With our significance level defined, we know that `pJones`, sitting at 0.051, would not be considered statistically significant and we fail to reject the null (μ = 500). On the other hand, `pSmith` (0.049)
would be considered statistically significant resulting in our ability to reject the null (μ ≠ 500).
## C)
**Using this example, explain the misleading aspects of reporting the result of a test as “P ≤ 0.05” versus “P > 0.05,” or as “reject H0” versus “Do not reject H0,” without reporting the actual P-value.**
Statistical significance is something that must be well defined prior to the gathering and analyzing data. The term holds weight in the credibility of research and analysis and without it being clearly defined, it's uncertain whether or not the work that was done truly holds up and proves anything. Not reporting the actual P-values could lead to confusion and misinterpretation down the road. This makes it important to begin every varying analysis with the a clear definition of hypothesis and significance level.
# Question 6
**A school nurse wants to determine whether age is a factor in whether children choose a healthy snack after school. She conducts a survey of 300 middle school students, with the results below. Test at α = 0.05 the claim that the proportion who choose a healthy snack differs by grade level. What is the null hypothesis? Which test should we use? What is the conclusion?**
n = 300
α = 0.05
H0: The proportion of students who choose a healthy snack *is not* affected by grade level.

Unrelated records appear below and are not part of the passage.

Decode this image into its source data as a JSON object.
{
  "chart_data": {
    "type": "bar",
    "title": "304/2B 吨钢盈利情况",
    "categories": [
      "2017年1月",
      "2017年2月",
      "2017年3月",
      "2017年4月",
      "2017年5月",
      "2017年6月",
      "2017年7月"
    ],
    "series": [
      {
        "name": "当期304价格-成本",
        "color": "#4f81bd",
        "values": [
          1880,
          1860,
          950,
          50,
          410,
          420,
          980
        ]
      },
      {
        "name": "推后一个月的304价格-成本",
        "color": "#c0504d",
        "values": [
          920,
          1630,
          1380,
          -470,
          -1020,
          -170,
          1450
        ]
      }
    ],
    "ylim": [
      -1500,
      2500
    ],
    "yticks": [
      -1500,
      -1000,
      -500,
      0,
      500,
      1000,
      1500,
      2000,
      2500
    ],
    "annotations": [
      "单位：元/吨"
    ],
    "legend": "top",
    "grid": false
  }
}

HA: The proportion of students who choose a healthy snack *is* affected by grade level.
The variables that we'll be utilizing in this analysis are both categorical, meaning we'll complete our analysis using a Chi-Squared test. We can start out by reading in the data we've received, in matrix form so that it's suited for the the Chi-Squared function.
```{r}
Grade_df <- matrix(c(31, 43, 51, 69, 57, 49), nrow = 2, byrow = TRUE)
# Row and column names
rownames(Grade_df) <- c("Healthy snack", "Unhealthy snack")
colnames(Grade_df) <- c("6th grade", "7th grade", "8th grade")
print(Grade_df)
```
With our matrix defined, we can plug it into the `chisq.test()` function.
```{r}
chisq.test(Grade_df)
```
Given our significance level is set to 0.05, the p-value we've received from our analysis shows that our results are indeed statistically significant meaning we can reject the null. Under these circumstances, the proportion of students who choose a healthy snack *is* affected by grade level.
# Question 7
**Per-pupil costs (in thousands of dollars) for cyber charter school tuition for school districts in three areas are shown. Test the claim that there is a difference in means for the three areas, using an appropriate test. What is the null hypothesis? Which test should we use? What is the conclusion?**
H0: The 3 districts have *equal* average tuition
HA: The 3 districts have *non-equal* average tuition
In this case, because we are comparing 3 separate mean values, we will be using an Anova test. The first step would be to read in our data into a data frame reflective of the figure we were provided.
```{r}
Area1 <- c(6.2, 9.3, 6.8, 6.1, 6.7, 7.5)
Area2 <- c(7.5, 8.2, 8.5, 8.2, 7.0, 9.3)
Area3 <- c(5.8, 6.4, 5.6, 7.1, 3.0, 3.5)
Area_df <- data.frame(Area1, Area2, Area3)
Area_anova_df <- pivot_longer(Area_df, c(Area1, Area2, Area3), names_to = "Area", values_to = "tuition")
print(Area_anova_df)
```
With the last function in the code chunk above, we've created a data frame capable of being utilized in the Anova function `aov()`. We can use this function to test the hypothesis we've previously defined.
```{r}
Area_aov <- aov(tuition ~ Area, data = Area_anova_df)
summary(Area_aov)
```
Our new p-value is equal to 0.00397. Given that result, we are capable of rejecting the null up to a significance level of 0.01 or α = 0.01 meaning that mean tuition varies in at least one of the 3 schools.